Mr Brooks has also championed an easier path for a variety of fintechs to become licensed. But the so-called fintech charter has met strong resistance from the banking industry. Greg Baer, chief executive of the Bank Policy Institute, an industry association, said companies that handle customer funds should not be treated to a light-touch version of banking regulation.
Mr Baer also said the fintech charter had “no limiting principle”, potentially allowing big tech companies such as Amazon and Google to get a banking licence by the back door.
So far, however, no fintech companies have applied for the special charter. The most powerful of the state regulators, the New York Department of Financial Services, has also sued to stop the OCC from issuing the charters.
Others pushed back against these concerns, arguing the fintech charter would bring more start-ups under regulatory supervision.
“The whole regulatory framework around payments needs to be rethought, needs to be federal and, in real-time payments, needs to truly think about consumer protection,” said Meg Tahyar, co-head of the financial institutions group at the law firm Davis Polk.

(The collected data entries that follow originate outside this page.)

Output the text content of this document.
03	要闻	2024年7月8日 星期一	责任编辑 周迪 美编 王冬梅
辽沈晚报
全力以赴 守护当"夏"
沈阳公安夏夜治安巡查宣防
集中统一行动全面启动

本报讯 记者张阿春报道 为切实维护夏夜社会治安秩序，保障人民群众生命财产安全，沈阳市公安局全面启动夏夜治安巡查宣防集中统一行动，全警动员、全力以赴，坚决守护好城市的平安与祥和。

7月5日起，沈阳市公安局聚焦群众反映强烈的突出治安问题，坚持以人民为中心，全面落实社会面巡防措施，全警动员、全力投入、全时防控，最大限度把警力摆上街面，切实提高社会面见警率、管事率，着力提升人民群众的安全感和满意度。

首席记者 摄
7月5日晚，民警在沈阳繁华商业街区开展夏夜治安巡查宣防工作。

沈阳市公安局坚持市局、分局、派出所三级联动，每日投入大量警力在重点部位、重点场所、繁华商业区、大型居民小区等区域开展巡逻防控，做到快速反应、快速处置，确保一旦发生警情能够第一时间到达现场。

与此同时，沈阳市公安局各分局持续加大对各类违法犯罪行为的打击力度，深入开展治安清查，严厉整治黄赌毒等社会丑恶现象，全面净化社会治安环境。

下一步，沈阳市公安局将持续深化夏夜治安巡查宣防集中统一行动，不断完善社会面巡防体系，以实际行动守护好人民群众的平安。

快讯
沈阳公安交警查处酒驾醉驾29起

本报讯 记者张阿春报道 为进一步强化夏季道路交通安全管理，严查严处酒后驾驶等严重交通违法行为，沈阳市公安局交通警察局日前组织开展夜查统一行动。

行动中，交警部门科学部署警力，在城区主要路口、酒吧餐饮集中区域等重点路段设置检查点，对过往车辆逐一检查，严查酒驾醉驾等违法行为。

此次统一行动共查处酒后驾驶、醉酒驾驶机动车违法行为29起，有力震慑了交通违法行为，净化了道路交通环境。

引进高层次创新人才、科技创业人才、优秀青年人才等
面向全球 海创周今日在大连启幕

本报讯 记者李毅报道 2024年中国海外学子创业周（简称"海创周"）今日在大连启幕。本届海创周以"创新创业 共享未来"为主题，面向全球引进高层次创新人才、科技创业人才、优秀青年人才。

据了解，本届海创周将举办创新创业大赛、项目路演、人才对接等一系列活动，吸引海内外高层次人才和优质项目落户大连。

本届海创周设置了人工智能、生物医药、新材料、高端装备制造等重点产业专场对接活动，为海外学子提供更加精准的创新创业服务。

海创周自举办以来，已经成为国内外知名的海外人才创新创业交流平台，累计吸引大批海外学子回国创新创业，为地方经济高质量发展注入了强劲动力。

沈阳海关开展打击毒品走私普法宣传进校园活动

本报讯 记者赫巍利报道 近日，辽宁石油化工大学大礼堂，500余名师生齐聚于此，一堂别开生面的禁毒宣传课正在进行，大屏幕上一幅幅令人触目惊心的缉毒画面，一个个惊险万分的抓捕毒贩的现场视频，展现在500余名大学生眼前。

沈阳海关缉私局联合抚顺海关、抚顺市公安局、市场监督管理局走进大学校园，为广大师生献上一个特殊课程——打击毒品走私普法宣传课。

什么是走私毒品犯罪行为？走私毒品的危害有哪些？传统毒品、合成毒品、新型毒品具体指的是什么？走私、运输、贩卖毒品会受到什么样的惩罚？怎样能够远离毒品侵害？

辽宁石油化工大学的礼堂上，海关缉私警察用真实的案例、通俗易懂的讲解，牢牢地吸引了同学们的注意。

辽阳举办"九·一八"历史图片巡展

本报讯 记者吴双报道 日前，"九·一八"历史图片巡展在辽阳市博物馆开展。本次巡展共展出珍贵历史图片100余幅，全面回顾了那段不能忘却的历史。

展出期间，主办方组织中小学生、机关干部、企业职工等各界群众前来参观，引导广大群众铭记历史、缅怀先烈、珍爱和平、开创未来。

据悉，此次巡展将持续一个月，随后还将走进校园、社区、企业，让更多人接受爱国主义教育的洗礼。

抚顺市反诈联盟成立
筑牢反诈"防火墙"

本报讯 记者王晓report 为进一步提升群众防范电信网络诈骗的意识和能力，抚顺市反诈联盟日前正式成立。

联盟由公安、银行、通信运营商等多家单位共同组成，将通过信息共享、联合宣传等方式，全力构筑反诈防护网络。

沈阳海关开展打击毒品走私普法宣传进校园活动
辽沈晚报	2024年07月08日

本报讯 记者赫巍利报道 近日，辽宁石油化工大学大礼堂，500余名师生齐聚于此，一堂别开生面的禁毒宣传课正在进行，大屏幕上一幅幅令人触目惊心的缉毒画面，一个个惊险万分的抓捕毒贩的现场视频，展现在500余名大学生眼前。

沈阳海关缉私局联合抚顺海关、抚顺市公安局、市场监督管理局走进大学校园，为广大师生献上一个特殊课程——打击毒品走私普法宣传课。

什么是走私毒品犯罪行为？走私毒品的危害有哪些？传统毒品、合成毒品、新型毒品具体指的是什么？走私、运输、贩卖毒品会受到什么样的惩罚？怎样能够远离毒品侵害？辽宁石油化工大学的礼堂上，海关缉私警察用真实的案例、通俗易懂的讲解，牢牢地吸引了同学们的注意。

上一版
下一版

Mr Carter’s Rakuten Bank America has tried to take a different regulatory path: the industrial loan company charter, which allows for a chartered bank to be owned by a non-financial corporation.
After consultation with the FDIC, Rakuten withdrew its application earlier this year. It said it planned to re-file after making amendments.
The FDIC, which backstops bank deposits, is viewed as more conservative than the OCC. Its chair, Jelena McWilliams, has expressed caution about “allowing firms that are not traditional banks” into the system.
Fintech investors and executives said the federal agency, which was required to approve Varo for deposit insurance, had little incentive to bring potentially risky tech companies into the fold.
Only a few challengers have broken through the system. In March, Jack Dorsey’s payments company Square became one of the rare fintechs to receive conditional approval for the ILC charter, putting it on track to debut Square Bank in 2021.
The push for bank charters comes as an increasing number of Americans turn to online-only financial services during the coronavirus pandemic, boosting the fortunes of Varo and other digital financial companies.
“We’re seeing an across the board adoption,” said Lowell Putnam, head of partnerships at Plaid, whose software is used by fintechs. While challenger banks still control a tiny slice of US checking accounts, almost 60 per cent of Americans downloaded new apps to manage their finances during the pandemic, according to a survey by The Harris Poll and Plaid.
By pursuing national charters, fintech companies have signalled the pay-off from offering a wider range of banking services could offset the costs of regulatory oversight.
Mr Walsh said Varo, which counts more than 2m customer accounts, spent almost $100m over three years to secure its charter from the OCC. He said the bank expects to be profitable on a cash flow basis at about mid-year 2021.
“It’s not an easy process,” said Scott Sanborn, chief executive of LendingClub. “[But] we have 3m borrowers who want more from us.”